Craig Scherer, senior partner, commented that the site was a logical and necessary step in Insight Product Development’s growth. “We’ve completed 85 medical development projects and 6,000 hours of user research in clinical settings in the past five years,” he said. “At this juncture, we recognized the need for a dedicated online forum for our medical product development business. speaks the language of medical product development to an audience that is highly knowledgeable and wants in-depth, targeted information.”

The site extends beyond sales-related content using informational sections on healthcare trends, design controls, white papers and case studies. The case studies highlight specific product development challenges and solutions across the categories of surgical products, treatment devices, diagnostics equipment and support systems.

Complete Inspection Systems is another company where the Internet is integral to its business. It provides on-line, real-time authentication of products and materials, using microscopic materials, 2-D and 3-D bar codes. Manufacturers can add microscopic edible markers or bar codes to their products for authentication.

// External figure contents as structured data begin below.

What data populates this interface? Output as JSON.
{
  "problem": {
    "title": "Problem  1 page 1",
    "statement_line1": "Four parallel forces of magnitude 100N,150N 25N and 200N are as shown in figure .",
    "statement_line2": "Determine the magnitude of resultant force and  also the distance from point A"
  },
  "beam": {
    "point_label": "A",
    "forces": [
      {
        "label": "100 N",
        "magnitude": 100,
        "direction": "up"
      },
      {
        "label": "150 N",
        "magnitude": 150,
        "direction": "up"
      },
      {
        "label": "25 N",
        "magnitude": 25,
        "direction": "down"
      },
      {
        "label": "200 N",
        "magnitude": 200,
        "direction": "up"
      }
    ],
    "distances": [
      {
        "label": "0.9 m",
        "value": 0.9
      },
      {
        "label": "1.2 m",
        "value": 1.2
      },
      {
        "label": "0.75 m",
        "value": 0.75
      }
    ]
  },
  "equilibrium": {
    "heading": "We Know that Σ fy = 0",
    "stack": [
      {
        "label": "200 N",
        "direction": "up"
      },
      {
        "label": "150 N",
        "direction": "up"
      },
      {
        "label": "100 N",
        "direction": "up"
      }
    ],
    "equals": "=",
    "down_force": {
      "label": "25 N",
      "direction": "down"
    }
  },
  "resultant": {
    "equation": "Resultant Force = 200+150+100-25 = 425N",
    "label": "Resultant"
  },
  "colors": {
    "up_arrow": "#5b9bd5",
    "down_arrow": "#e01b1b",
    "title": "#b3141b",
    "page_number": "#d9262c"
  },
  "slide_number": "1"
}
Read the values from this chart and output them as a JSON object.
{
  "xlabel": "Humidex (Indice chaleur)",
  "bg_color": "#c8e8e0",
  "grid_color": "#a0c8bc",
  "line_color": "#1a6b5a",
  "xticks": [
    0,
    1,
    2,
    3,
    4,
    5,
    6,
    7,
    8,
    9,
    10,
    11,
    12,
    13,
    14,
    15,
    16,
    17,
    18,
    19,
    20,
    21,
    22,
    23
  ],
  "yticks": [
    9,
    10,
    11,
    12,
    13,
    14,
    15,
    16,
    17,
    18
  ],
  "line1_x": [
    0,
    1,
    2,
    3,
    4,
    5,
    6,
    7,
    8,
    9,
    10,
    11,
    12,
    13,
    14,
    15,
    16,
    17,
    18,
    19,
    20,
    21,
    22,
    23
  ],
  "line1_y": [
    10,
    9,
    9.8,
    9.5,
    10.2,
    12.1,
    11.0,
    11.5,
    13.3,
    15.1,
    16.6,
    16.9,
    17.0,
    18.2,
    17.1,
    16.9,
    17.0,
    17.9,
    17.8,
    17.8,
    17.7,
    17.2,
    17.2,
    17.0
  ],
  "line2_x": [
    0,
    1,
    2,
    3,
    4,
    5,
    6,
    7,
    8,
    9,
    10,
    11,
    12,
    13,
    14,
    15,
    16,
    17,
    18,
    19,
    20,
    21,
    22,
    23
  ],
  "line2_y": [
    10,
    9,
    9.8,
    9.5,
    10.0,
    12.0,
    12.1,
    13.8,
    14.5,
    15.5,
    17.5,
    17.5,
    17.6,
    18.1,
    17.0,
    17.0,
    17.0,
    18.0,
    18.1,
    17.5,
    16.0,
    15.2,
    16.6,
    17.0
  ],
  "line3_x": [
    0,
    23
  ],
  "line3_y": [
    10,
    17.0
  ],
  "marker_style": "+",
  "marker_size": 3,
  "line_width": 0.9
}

The user simply goes to the CIS web site and is instructed where to look for the code information on the product. Using a digital camera, the manufacturer grabs an image of that area of the product. He then loads custom image analysis software and authenticates his product. Unlike using holograms or other codes that have no point of reference as to authenticity, the manufacturer, retailer and distributor can compare the product to an actual authentic product online. This makes tracking down counterfeit products much easier.

“Keep Austin weird” is the local cry in Austin, Texas, but the city is emerging as a preferred location for medical device manufacturers. Exhibiting at the MD&M-West show, representatives of firms located in Austin had a lot to say to the manufacturing executive who was searching for a good spot to locate his company.

Austin is home to some 85 companies in the medical product, pharmaceutical or bioscience areas. These include Abbott Spine, LDR Spine and Arthrocare.

According to Ambion CEO Matt Winkler, “When you get right to it, Ambion [which does RNA-based life science research] is in Austin because it’s easy to recruit scientists to live and work here.”

Bryan Koontz, CEO of Optive Research, noted, “We’re part of an emerging success story here in Austin. There’s a history here, significant vendor support and a growing network of professionals who are at the top of their game.”

Austin is a metropolitan region of 1.4 million persons that thrives on a balance of technology, business services, education and government – not to mention being the live music capital of the world.